Pour encourager la mobilité durable, un parking mutualisé de 600 places est prévu en 2019 sur la ZIMEYSA. Cette structure bâtie en silo ne doit pas entraîner de trafic supplémentaire à l’intérieur de l’écoParc. Destiné aux entreprises proches et comptant un nombre important de collaborateurs, ce parking vise à libérer des surfaces, affectées aujourd’hui au stationnement de véhicules. Pour se voir attribuer des places, les entreprises devront adhérer notamment à un service de mobilité interentreprises de la zone.

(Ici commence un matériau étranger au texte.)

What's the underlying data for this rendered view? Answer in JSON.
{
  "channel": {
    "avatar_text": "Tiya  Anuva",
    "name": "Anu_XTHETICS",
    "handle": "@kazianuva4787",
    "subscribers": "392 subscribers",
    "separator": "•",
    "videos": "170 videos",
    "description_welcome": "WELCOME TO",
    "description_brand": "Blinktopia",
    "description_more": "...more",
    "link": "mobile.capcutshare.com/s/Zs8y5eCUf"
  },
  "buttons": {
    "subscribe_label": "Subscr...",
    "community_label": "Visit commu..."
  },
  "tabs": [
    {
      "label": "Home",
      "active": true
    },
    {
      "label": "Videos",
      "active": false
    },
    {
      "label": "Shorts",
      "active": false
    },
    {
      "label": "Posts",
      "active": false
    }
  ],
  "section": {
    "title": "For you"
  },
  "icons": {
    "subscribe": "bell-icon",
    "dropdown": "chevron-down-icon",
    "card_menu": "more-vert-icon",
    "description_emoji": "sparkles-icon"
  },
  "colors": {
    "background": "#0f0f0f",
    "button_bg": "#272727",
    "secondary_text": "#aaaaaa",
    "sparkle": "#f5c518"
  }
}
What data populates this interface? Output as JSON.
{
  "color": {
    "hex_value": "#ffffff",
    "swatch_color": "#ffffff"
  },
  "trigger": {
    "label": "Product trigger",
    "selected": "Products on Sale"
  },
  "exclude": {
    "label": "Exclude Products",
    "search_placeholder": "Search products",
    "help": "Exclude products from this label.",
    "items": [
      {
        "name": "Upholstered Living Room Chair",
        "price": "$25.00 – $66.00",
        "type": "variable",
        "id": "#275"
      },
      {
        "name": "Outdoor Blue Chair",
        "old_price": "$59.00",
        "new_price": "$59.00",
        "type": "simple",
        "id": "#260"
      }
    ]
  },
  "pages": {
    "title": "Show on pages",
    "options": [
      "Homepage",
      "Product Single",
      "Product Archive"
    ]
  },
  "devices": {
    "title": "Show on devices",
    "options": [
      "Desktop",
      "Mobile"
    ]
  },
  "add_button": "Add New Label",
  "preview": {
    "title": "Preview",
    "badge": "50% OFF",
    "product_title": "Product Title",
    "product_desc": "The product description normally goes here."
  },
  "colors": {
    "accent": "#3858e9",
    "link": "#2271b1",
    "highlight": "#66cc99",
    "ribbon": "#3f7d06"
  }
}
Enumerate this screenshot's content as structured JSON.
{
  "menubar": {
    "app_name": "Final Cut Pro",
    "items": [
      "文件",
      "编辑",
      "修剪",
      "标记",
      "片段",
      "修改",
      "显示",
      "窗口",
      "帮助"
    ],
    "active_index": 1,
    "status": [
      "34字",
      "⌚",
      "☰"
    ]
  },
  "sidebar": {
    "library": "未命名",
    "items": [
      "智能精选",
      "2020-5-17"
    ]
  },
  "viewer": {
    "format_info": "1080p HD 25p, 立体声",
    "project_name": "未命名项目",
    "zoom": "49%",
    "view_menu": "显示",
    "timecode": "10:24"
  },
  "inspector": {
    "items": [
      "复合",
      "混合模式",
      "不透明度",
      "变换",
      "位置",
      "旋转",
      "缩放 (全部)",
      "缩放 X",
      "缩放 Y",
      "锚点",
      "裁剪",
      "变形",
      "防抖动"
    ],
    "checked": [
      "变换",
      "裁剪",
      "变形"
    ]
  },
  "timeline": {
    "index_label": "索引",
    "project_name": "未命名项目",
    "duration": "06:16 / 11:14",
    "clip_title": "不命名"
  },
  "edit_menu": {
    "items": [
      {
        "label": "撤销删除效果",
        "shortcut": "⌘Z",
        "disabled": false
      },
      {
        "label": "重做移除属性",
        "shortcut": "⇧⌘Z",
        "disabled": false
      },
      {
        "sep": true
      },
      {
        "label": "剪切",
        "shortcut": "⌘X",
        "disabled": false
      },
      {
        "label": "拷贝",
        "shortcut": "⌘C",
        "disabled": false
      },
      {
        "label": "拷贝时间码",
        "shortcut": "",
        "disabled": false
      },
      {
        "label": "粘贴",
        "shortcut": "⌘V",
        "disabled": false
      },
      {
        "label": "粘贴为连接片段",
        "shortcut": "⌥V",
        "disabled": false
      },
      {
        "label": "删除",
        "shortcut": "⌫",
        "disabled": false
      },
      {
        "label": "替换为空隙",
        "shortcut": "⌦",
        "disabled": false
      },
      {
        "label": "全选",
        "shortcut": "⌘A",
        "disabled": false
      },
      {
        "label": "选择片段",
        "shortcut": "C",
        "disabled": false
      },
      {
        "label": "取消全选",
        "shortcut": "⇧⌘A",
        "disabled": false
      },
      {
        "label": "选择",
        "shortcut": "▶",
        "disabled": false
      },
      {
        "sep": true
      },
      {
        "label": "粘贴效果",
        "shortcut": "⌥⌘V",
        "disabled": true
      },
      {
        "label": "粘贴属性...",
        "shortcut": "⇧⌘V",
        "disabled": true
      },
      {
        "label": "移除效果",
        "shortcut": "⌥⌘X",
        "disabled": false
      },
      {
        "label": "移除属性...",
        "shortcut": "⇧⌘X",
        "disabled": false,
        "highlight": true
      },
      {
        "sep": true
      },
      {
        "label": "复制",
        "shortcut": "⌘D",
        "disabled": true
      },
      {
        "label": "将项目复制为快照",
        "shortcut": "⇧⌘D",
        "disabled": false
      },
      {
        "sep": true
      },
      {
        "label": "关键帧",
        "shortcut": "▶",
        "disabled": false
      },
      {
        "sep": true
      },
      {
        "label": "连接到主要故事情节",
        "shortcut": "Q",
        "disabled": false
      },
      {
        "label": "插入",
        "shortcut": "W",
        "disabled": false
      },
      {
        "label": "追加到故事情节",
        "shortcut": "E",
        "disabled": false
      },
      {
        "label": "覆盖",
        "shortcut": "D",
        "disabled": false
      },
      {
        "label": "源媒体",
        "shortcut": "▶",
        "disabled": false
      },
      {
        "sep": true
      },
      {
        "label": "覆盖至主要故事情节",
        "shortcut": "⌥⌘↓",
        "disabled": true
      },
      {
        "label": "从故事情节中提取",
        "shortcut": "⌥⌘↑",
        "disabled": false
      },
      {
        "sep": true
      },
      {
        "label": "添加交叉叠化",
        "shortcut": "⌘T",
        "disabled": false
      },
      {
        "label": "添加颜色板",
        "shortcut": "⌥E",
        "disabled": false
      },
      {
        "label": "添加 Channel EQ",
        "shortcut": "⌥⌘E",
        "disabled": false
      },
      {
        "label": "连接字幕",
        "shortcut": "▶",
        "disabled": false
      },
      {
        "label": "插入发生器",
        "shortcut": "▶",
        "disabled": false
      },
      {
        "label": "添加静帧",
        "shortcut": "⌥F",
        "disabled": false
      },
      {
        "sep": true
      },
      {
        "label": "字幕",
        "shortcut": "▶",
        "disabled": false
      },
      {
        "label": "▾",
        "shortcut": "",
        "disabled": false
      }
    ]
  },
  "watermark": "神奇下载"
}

Dans un contexte de profonde transformation de l’industrie – par l’arrivée rapide du digital dans les processus de conception et de production ainsi que la généralisation du e-commerce comme mode de distribution – le rapport au territoire des entreprises évolue : elles ont besoin de moins de place, d’espaces de travail évolutifs, d’un cadre agréable et sain. Soutenu par la canton de Genève et sa constitution, le concept écoParc guide ces principes depuis plus de 5 ans et ne s’arrêtera plus. Il s’inscrit désormais dans la durée en illustrant une nouvelle philosophie de gestion du territoire genevois.

En plus :

L’association écoparc de Neuchâtel a intégré l’Association PALME (France) en 2017 et représente aujourd’hui PALME Romandie. Le réseau PALME est actif depuis plus de 20 ans dans l’échange entre parcs d’activités ayant adopté l’écologie industrielle, et compte plus d’une centaine de membres répartis dans toute la France, la Belgique et au Québec. PALME Romandie permet d’échanger non seulement entre les acteurs des zones d’activités en Suisse mais également avec les autres pays et régions francophones. Le 7 juin prochain, lors de son assemblée générale à Lausanne, l’association Ecoparc inaugurera officiellement son réseau PALME Romandie, en présence de Suren Erkman, responsable du groupe Écologie industrielle, à la Faculté des géosciences et de  l’environnement de Lausanne, Joël Monti, directeur de l’association nationale PALME France et Shayma Shaban, Cheffe de Projets à la FTI.